4 charts that show how banking customers are changing
- Large regional banks saw a net loss of 15 percent of customers.
- Online banks saw a net gain of +11 percent.
11 percent of bank customers switched banks last year, according to the Accenture’s new 2016 North America Consumer Digital Banking Survey.
Banks are working harder to retain customers and keep up with their changing demands. Today’s bank clients are increasingly conscientious about extracting the most value out of their banks. This presents an opportunity for financial institutions as customers are increasingly aware that getting the best and most valuable offers requires sharing their personal information. 66 percent of respondents said they were willing to share their personal data to receive relevant product and service options.

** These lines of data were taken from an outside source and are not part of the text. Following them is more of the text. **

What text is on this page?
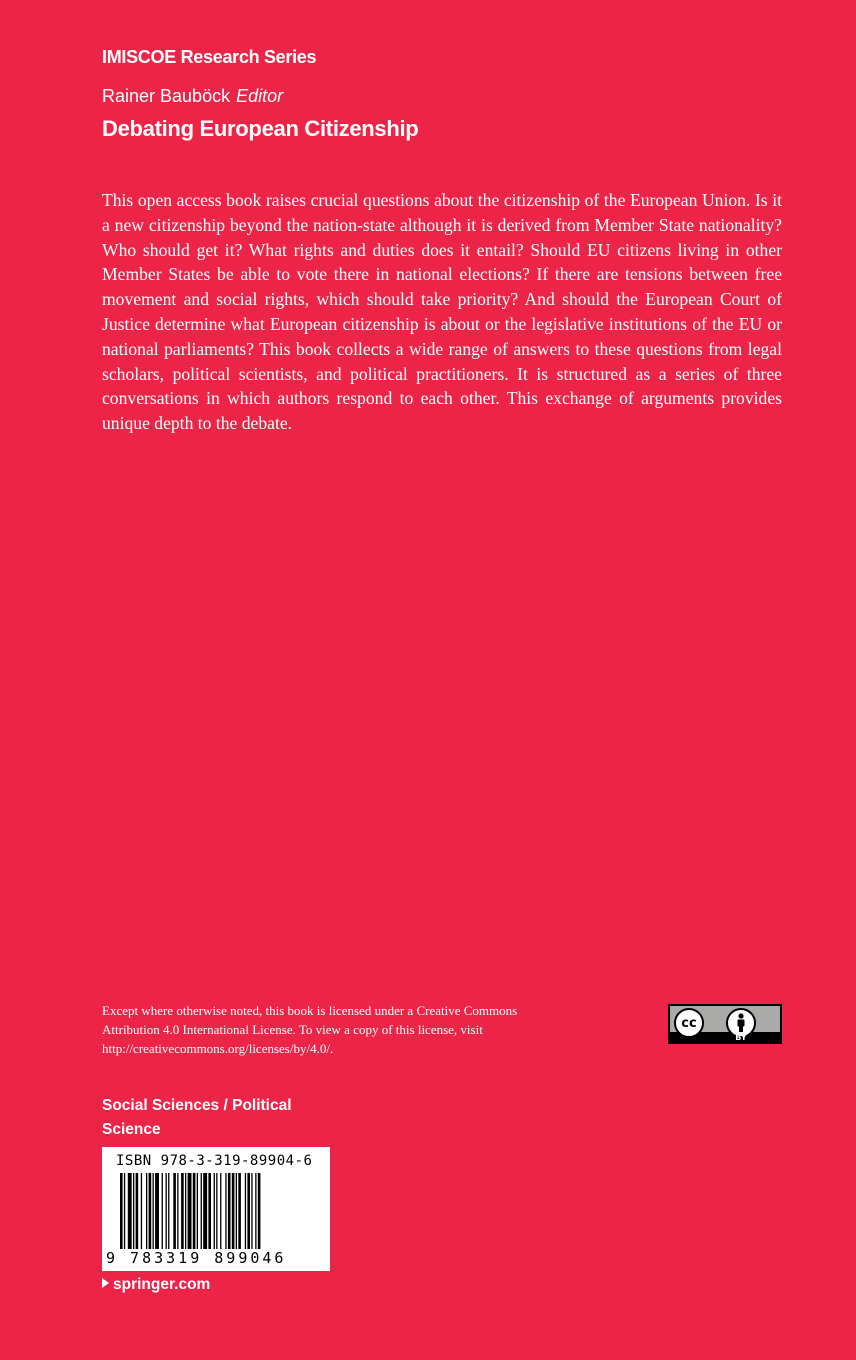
IMISCOE Research Series
Rainer Bauböck Editor
Debating European Citizenship

This open access book raises crucial questions about the citizenship of the European Union. Is it a new citizenship beyond the nation-state although it is derived from Member State nationality? Who should get it? What rights and duties does it entail? Should EU citizens living in other Member States be able to vote there in national elections? If there are tensions between free movement and social rights, which should take priority? And should the European Court of Justice determine what European citizenship is about or the legislative institutions of the EU or national parliaments? This book collects a wide range of answers to these questions from legal scholars, political scientists, and political practitioners. It is structured as a series of three conversations in which authors respond to each other. This exchange of arguments provides unique depth to the debate.

Except where otherwise noted, this book is licensed under a Creative Commons Attribution 4.0 International License. To view a copy of this license, visit http://creativecommons.org/licenses/by/4.0/.

cc
BY
Social Sciences / Political
Science
ISBN 978-3-319-89904-6
9 783319 899046
springer.com
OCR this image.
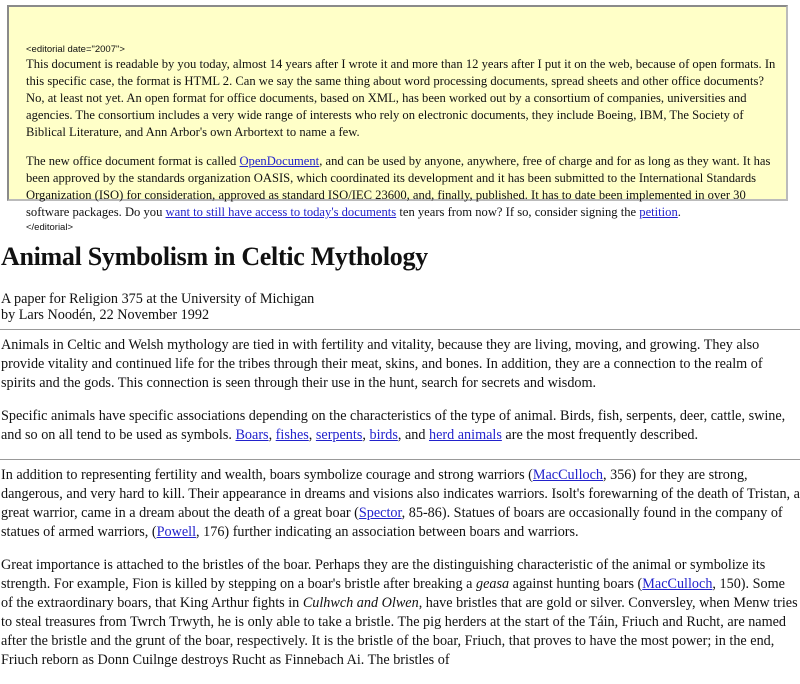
<editorial date="2007">

This document is readable by you today, almost 14 years after I wrote it and more than 12 years after I put it on the web, because of open formats. In this specific case, the format is HTML 2. Can we say the same thing about word processing documents, spread sheets and other office documents? No, at least not yet. An open format for office documents, based on XML, has been worked out by a consortium of companies, universities and agencies. The consortium includes a very wide range of interests who rely on electronic documents, they include Boeing, IBM, The Society of Biblical Literature, and Ann Arbor's own Arbortext to name a few.

The new office document format is called OpenDocument, and can be used by anyone, anywhere, free of charge and for as long as they want. It has been approved by the standards organization OASIS, which coordinated its development and it has been submitted to the International Standards Organization (ISO) for consideration, approved as standard ISO/IEC 23600, and, finally, published. It has to date been implemented in over 30 software packages. Do you want to still have access to today's documents ten years from now? If so, consider signing the petition.

</editorial>
Animal Symbolism in Celtic Mythology

A paper for Religion 375 at the University of Michigan
by Lars Noodén, 22 November 1992

Animals in Celtic and Welsh mythology are tied in with fertility and vitality, because they are living, moving, and growing. They also provide vitality and continued life for the tribes through their meat, skins, and bones. In addition, they are a connection to the realm of spirits and the gods. This connection is seen through their use in the hunt, search for secrets and wisdom.

Specific animals have specific associations depending on the characteristics of the type of animal. Birds, fish, serpents, deer, cattle, swine, and so on all tend to be used as symbols. Boars, fishes, serpents, birds, and herd animals are the most frequently described.

In addition to representing fertility and wealth, boars symbolize courage and strong warriors (MacCulloch, 356) for they are strong, dangerous, and very hard to kill. Their appearance in dreams and visions also indicates warriors. Isolt's forewarning of the death of Tristan, a great warrior, came in a dream about the death of a great boar (Spector, 85-86). Statues of boars are occasionally found in the company of statues of armed warriors, (Powell, 176) further indicating an association between boars and warriors.

Great importance is attached to the bristles of the boar. Perhaps they are the distinguishing characteristic of the animal or symbolize its strength. For example, Fion is killed by stepping on a boar's bristle after breaking a geasa against hunting boars (MacCulloch, 150). Some of the extraordinary boars, that King Arthur fights in Culhwch and Olwen, have bristles that are gold or silver. Conversley, when Menw tries to steal treasures from Twrch Trwyth, he is only able to take a bristle. The pig herders at the start of the Táin, Friuch and Rucht, are named after the bristle and the grunt of the boar, respectively. It is the bristle of the boar, Friuch, that proves to have the most power; in the end, Friuch reborn as Donn Cuilnge destroys Rucht as Finnebach Ai. The bristles of
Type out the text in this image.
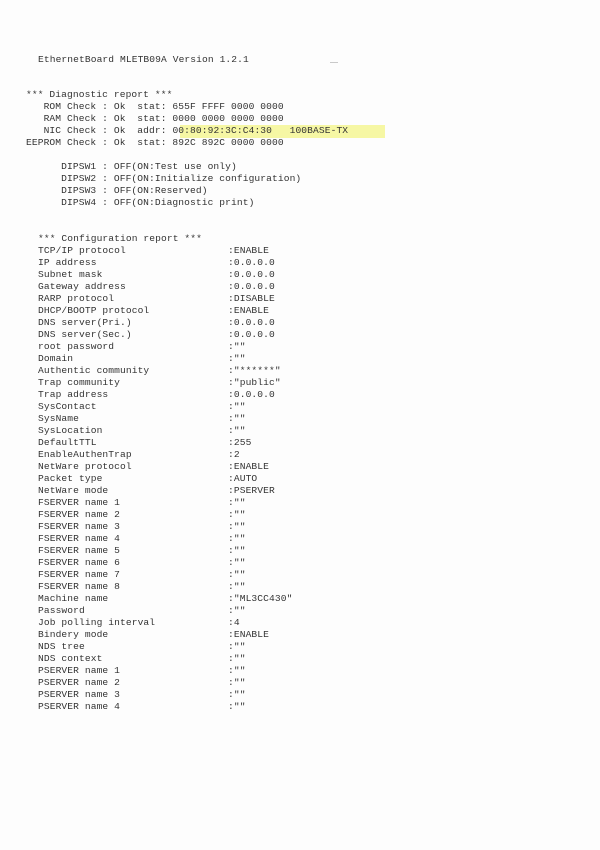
EthernetBoard MLETB09A Version 1.2.1
*** Diagnostic report ***
ROM Check : Ok  stat: 655F FFFF 0000 0000
RAM Check : Ok  stat: 0000 0000 0000 0000
NIC Check : Ok  addr: 00:80:92:3C:C4:30   100BASE-TX
EEPROM Check : Ok  stat: 892C 892C 0000 0000
DIPSW1 : OFF(ON:Test use only)
DIPSW2 : OFF(ON:Initialize configuration)
DIPSW3 : OFF(ON:Reserved)
DIPSW4 : OFF(ON:Diagnostic print)
*** Configuration report ***
TCP/IP protocol	:ENABLE
IP address	:0.0.0.0
Subnet mask	:0.0.0.0
Gateway address	:0.0.0.0
RARP protocol	:DISABLE
DHCP/BOOTP protocol	:ENABLE
DNS server(Pri.)	:0.0.0.0
DNS server(Sec.)	:0.0.0.0
root password	:""
Domain	:""
Authentic community	:"******"
Trap community	:"public"
Trap address	:0.0.0.0
SysContact	:""
SysName	:""
SysLocation	:""
DefaultTTL	:255
EnableAuthenTrap	:2
NetWare protocol	:ENABLE
Packet type	:AUTO
NetWare mode	:PSERVER
FSERVER name 1	:""
FSERVER name 2	:""
FSERVER name 3	:""
FSERVER name 4	:""
FSERVER name 5	:""
FSERVER name 6	:""
FSERVER name 7	:""
FSERVER name 8	:""
Machine name	:"ML3CC430"
Password	:""
Job polling interval	:4
Bindery mode	:ENABLE
NDS tree	:""
NDS context	:""
PSERVER name 1	:""
PSERVER name 2	:""
PSERVER name 3	:""
PSERVER name 4	:""
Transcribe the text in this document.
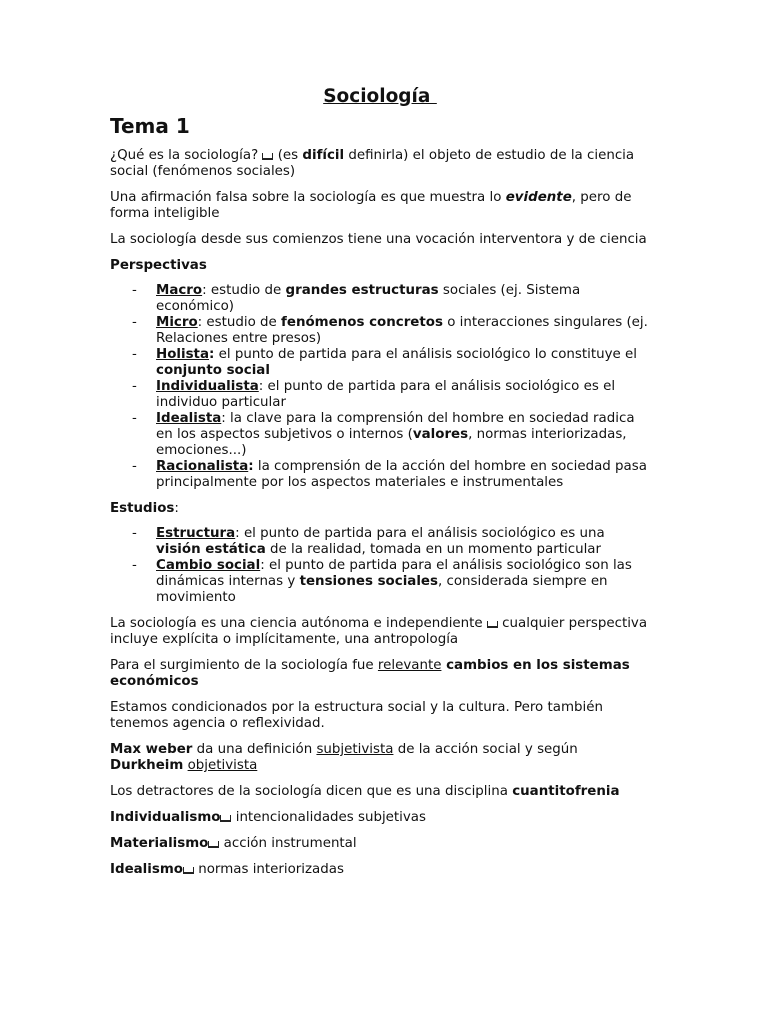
Sociología
Tema 1

¿Qué es la sociología?  (es difícil definirla) el objeto de estudio de la ciencia social (fenómenos sociales)

Una afirmación falsa sobre la sociología es que muestra lo evidente, pero de forma inteligible

La sociología desde sus comienzos tiene una vocación interventora y de ciencia

Perspectivas
- Macro: estudio de grandes estructuras sociales (ej. Sistema económico)
- Micro: estudio de fenómenos concretos o interacciones singulares (ej. Relaciones entre presos)
- Holista: el punto de partida para el análisis sociológico lo constituye el conjunto social
- Individualista: el punto de partida para el análisis sociológico es el individuo particular
- Idealista: la clave para la comprensión del hombre en sociedad radica en los aspectos subjetivos o internos (valores, normas interiorizadas, emociones...)
- Racionalista: la comprensión de la acción del hombre en sociedad pasa principalmente por los aspectos materiales e instrumentales
Estudios:
- Estructura: el punto de partida para el análisis sociológico es una visión estática de la realidad, tomada en un momento particular
- Cambio social: el punto de partida para el análisis sociológico son las dinámicas internas y tensiones sociales, considerada siempre en movimiento

La sociología es una ciencia autónoma e independiente  cualquier perspectiva incluye explícita o implícitamente, una antropología

Para el surgimiento de la sociología fue relevante cambios en los sistemas económicos

Estamos condicionados por la estructura social y la cultura. Pero también tenemos agencia o reflexividad.

Max weber da una definición subjetivista de la acción social y según Durkheim objetivista

Los detractores de la sociología dicen que es una disciplina cuantitofrenia

Individualismo intencionalidades subjetivas

Materialismo acción instrumental

Idealismo normas interiorizadas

Consequently, the report recommends that in order to better retain customers, banks should better leverage their use of customer data.
In such a climate, digital banks are clear winners of the switching game. Large regional banks saw a net loss of -15 percent. Online-virtual banks saw a net gain of +11 percent. At +3 percent, payments providers had the second highest net gain among all types of financial institutions.
That being said, bank branches are not going away any time soon. 87 percent of respondents, including 86 percent of millennials, report that they want to use a physical bank branch in the future. Bank branches seem to be an important part of the omnichannel banking experience.
Customers use different channels in different ways. Online banking is the dominant form of banking with 60 percent of respondents reporting they use it at least weekly. Mobile is used mostly as a transactional tool. The top three reasons for mobile banking are making a payment, depositing a check and viewing a past transaction.
Roboadvice, or the use of automation to assist customers with their financial needs, is also seen favorably by customers, mostly due to convenience and price. 46 percent of costumers — a number the report authors found “surprising” — said they are willing to bank using roboadvice.
“Introducing robo-advice into retail banking cannot be done in haste,” the report warns. “Banks need to determine the right technologies, pricing strategies and how to enable roboadvice without creating channel conflict.”